By Davide Nicolini
I've seen this book referenced in various places, but a conversation with Julian Waters-Lynch convinced me that I needed to pick it up. Although the book as a whole is solid, I'll focus below on aspects that are salient to activity theory.
As the title indicates, Nicolini provides an introduction to practice theory, an umbrella term for "contemporary theories of practice" contributing to "the practice turn in social and organizational studies" (p.1). These theories include praxeology (Giddings, Bordieu), practice as tradition and community (Lave, Wenger), activity theory (Engestrom), ethnomethodology, social practice (Heidegger, Wittgenstein), and conversation analysis. These are all different, but they generally agree on certain points:
- "Practice approaches are fundamentally processual and tend to see the world as an ongoing routinized and recurrent accomplishment" (p.3).
- Practice approaches are material, bodily, with active objects (p.4).
- "Practice theories carve a specific space for individual agency and agents" (p.4).
- "Adopting a practice approach radically transforms our view of knowledge, meaning, and discourse. From a practice perspective, knowledge is conceived largely as a form of mastery that is expressed in the capacity to carry out a social and material activity" (p.5)
- "All practice-based approaches foreground the centrality of interest in human matters and therefore put emphasis on the importance of power, conflict, and politics as constitutive elements of the social reality we experience" (p.6).
In practice theories, practice comes first—not rational agents (practitioners) (p.7). They "use a performative perspective to offer a new vista on the social world" and they provide an "alternative to cognitive perspectives that try to explain organizational conduct and phenomena as something stemming from the mind or brain of an individual" (p.7). They are material (p.7). They are dynamic and discursive, but not solely discursive (p.8). Finally, they "depict the world in relational terms" (p.8).
Practice theory impacted organizational studies in the 1990s, shifting the focus of org studies from orgs-as-things to orgs-as-social-processes (p.11). The current practice-based organizational studies derive from three research streams: "the study of learning and knowing phenomena as situated practices," "the study of technology as practice," and "the study of strategy as practice" (p.11).
In Chapter 2, Nicolini traces the roots of practice theory to Aristotle's focus on praxis and poeisis, discusses its demotion in the Western tradition, and examines its rediscovery in Marx, Heidegger, and Wittgenstein. In particular, Marx embraced praxis as critical to materialism, arguing that thought and world are always connected via human activity and cannot be separated (p.30). Nicolini argues that when Marx articulated his famous thesis—"the philosophers have only interpreted the world in various ways; the point is to change it"—his epistemological proposition was "the need to engage practically as well as cognitively with phenomena in order to understand them" (p.32).
After Chapter 2, Nicolini begins covering various strands of practice theory, including interstitial chapters that illustrate each strand with a case study. Let's skip to Chapter 5, on activity theory.
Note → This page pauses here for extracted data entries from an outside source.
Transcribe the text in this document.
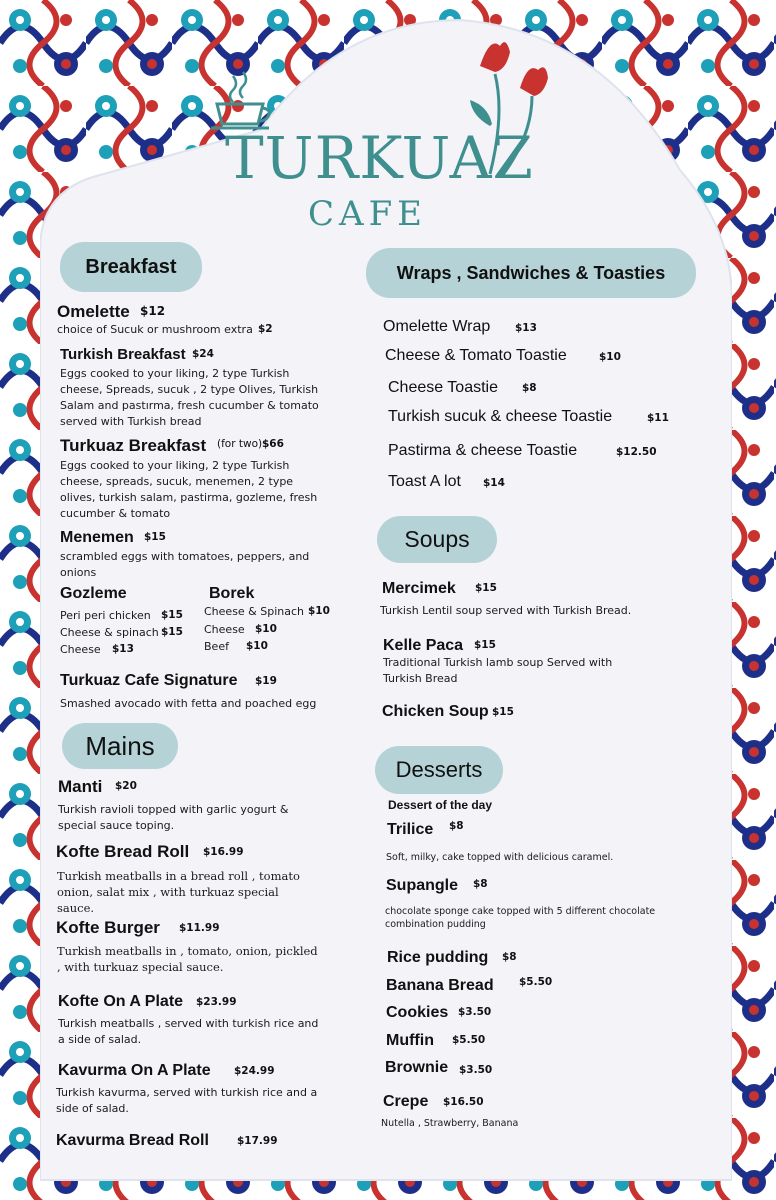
TURKUAZ
CAFE
Breakfast
Mains
Wraps , Sandwiches & Toasties
Soups
Desserts
Omelette $12
choice of Sucuk or mushroom extra $2
Turkish Breakfast $24
Eggs cooked to your liking, 2 type Turkish cheese, Spreads, sucuk , 2 type Olives, Turkish Salam and pastırma, fresh cucumber & tomato served with Turkish bread
Turkuaz Breakfast (for two) $66
Eggs cooked to your liking, 2 type Turkish cheese, spreads, sucuk, menemen, 2 type olives, turkish salam, pastirma, gozleme, fresh cucumber & tomato
Menemen $15
scrambled eggs with tomatoes, peppers, and onions
Gozleme
Peri peri chicken $15
Cheese & spinach $15
Cheese $13
Borek
Cheese & Spinach $10
Cheese $10
Beef $10
Turkuaz Cafe Signature $19
Smashed avocado with fetta and poached egg
Manti $20
Turkish ravioli topped with garlic yogurt & special sauce toping.
Kofte Bread Roll $16.99
Turkish meatballs in a bread roll , tomato onion, salat mix , with turkuaz special sauce.
Kofte Burger $11.99
Turkish meatballs in , tomato, onion, pickled , with turkuaz special sauce.
Kofte On A Plate $23.99
Turkish meatballs , served with turkish rice and a side of salad.
Kavurma On A Plate $24.99
Turkish kavurma, served with turkish rice and a side of salad.
Kavurma Bread Roll	$17.99
Omelette Wrap $13
Cheese & Tomato Toastie	$10
Cheese Toastie $8
Turkish sucuk & cheese Toastie	$11
Pastirma & cheese Toastie	$12.50
Toast A lot $14
Mercimek $15
Turkish Lentil soup served with Turkish Bread.
Kelle Paca $15
Traditional Turkish lamb soup Served with Turkish Bread
Chicken Soup $15
Dessert of the day
Trilice $8
Soft, milky, cake topped with delicious caramel.
Supangle $8
chocolate sponge cake topped with 5 different chocolate combination pudding
Rice pudding $8
Banana Bread $5.50
Cookies $3.50
Muffin $5.50
Brownie $3.50
Crepe $16.50
Nutella , Strawberry, Banana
Activity theory, Nicolini notes, is not unified. Here, he focuses on CHAT, Engestrom's variation and "the strand of activity theory that tackles more explicitly the issue of theorizing practice, and which has been translated into organization and management studies" (p.104). And "the fact that the result of one type of activity may become the raw material for another makes work the fundamental grounding of sociality as well as one of its outputs. Work is thus not only material, but also inherently social" (p.105)—to which I would add that this stance was articulated in Engels' origin story in Dialectics of Nature and retold by Vygotsky & Luria and Leontiev.
Nicolini articulates five major tenets of CHAT: "the mediated nature of practice; the notion of an activity system; the object-oriented nature of human activity; its historical and contradictory nature; and the necessarily interventionist and developmental nature of the study of practice" (p.106).
In discussing the object of the activity, Nicolini notes that the object is "partly given and partly emergent, both socially constructed and objective" (p.112). Since "the object is actively constructed through the negotiation, alignment, or ignoring, of the different motives, interests, and aspirations represented in the community," "it follows that the object is inherently fragmented" because it "is not visible in its entirety to any one of the participants", and it is also "composed of heterogeneous entities" and therefore "inherently multiple" (p.112).
In discussing CHAT's interventionist orientation, Nicolini notes the "Marxian reading of Kurt Lewin's principle that you cannot understand a human organization until you attempt to change it." For CHAT, "Expansive learning always originates from small fractures, deviations, and individual exceptions, and proceeds in cycles or spirals, through multiple phases and over lengthy periods of time" (p.116).
Overall, I found Nicolini's overview of practice theory, and his view of CHAT, to be valuable. In places, I thought he worked a little hard to fit CHAT into the practice theory mold (for example, I'm not sure that Engestrom sees the object the way Nicolini does). But viewing CHAT from this direction helps me to think through its structure and limitations. For that, and for the general insights into practice theory, I recommend the book highly.
Looks like I have a book to buy. Thanks for the review.